HTML5 Logo by World Wide Web Consortium

I have done some spring cleaning on this blog, mostly simplifying stuff by using two nice html5 features: video and ruby. The first fixes a long standing mess in html, the lack of of standard way of putting video clips into web pages. There was a large debate about the codec to use, with Microsoft and Apple pushing for h264, Google pushing for WebM, and Firefox pushing for the OGG format. The dust has not settled on this issue, most video on this site are in h264 format simply because this is the format my mobile phone produced, and the format most mobile phones can render. While the current solution is not perfect, before I had to use a combination of embed and object tags, which was much worse.

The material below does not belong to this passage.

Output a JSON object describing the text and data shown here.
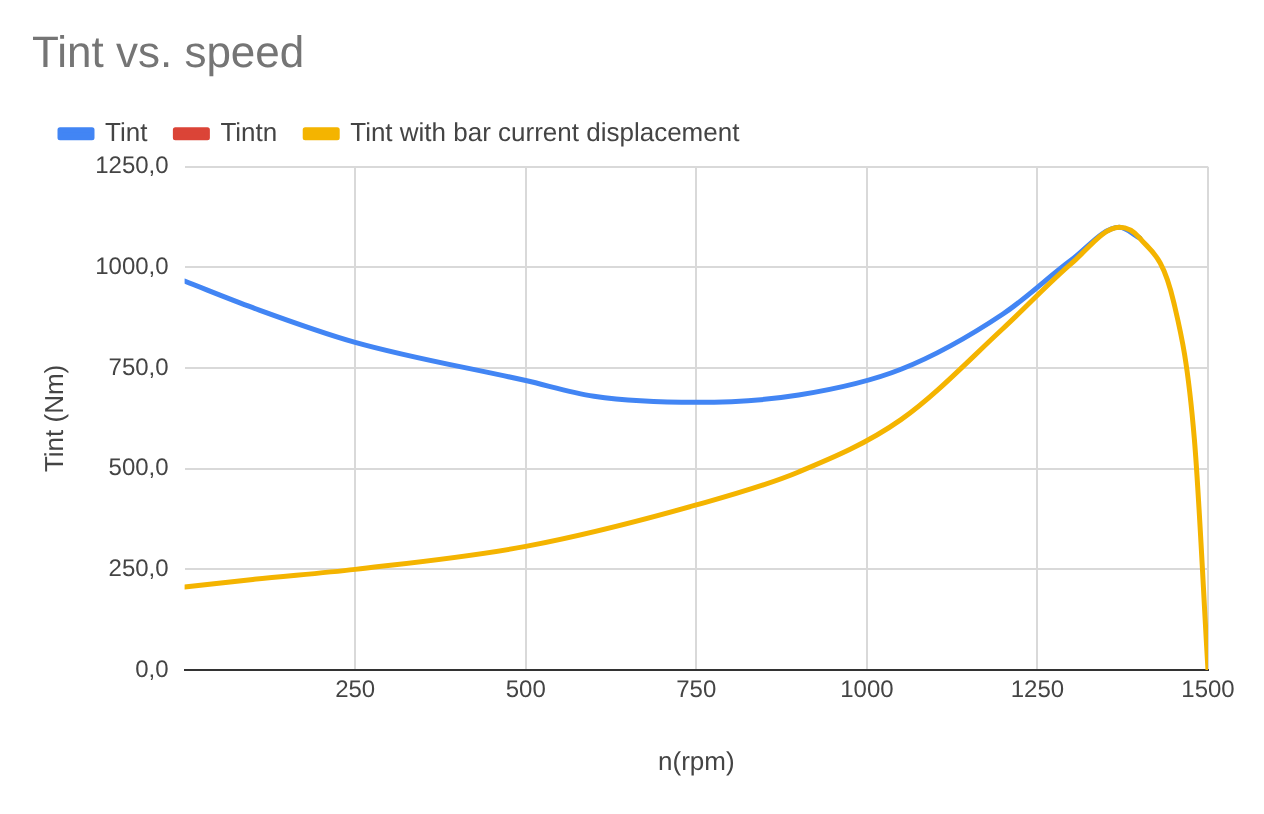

I took advantage of the cleanup to fix a few links that were still pointing to the old site’s address, in one case there were still links to the address free.fr, from seven years ago. I also have been playing around with microdata those days, so I added the relevant meta-data to the video, I doubt this will have much of an impact, but I like the idea of embedding meta-data into the html, microdata is not a part of html5, by the way.


The ruby tags are more specialised, and bear no relationship with the ruby programming language. The tag is surprisingly old: it was first suggested in 1996, and implemented as an extension by Internet Explorer 5, the fact that it took 15 years to standardise that tag is quite depressing. Ruby tags allows the writer to add phonetic annotations to some html text. The classical use-case is adding furigana to japanese kanji, but it can basically be used for any kind of annotation, like for instance IPA phonetics. There are basically three tags: ruby which acts as a container, rt which contains the annotation, and rp which wraps the fallback code when ruby is not supported, that tag typically contains parenthesises. The source for the text in the box will look like this: <ruby>Zürich<rp>(</rp><rt>ˈtsyːrɪç</rt><rp>)</rp></ruby>

I have not back-converted all my existing content, the css tricks work, and it would be a lot of work, but I will use the standard tags from now-on.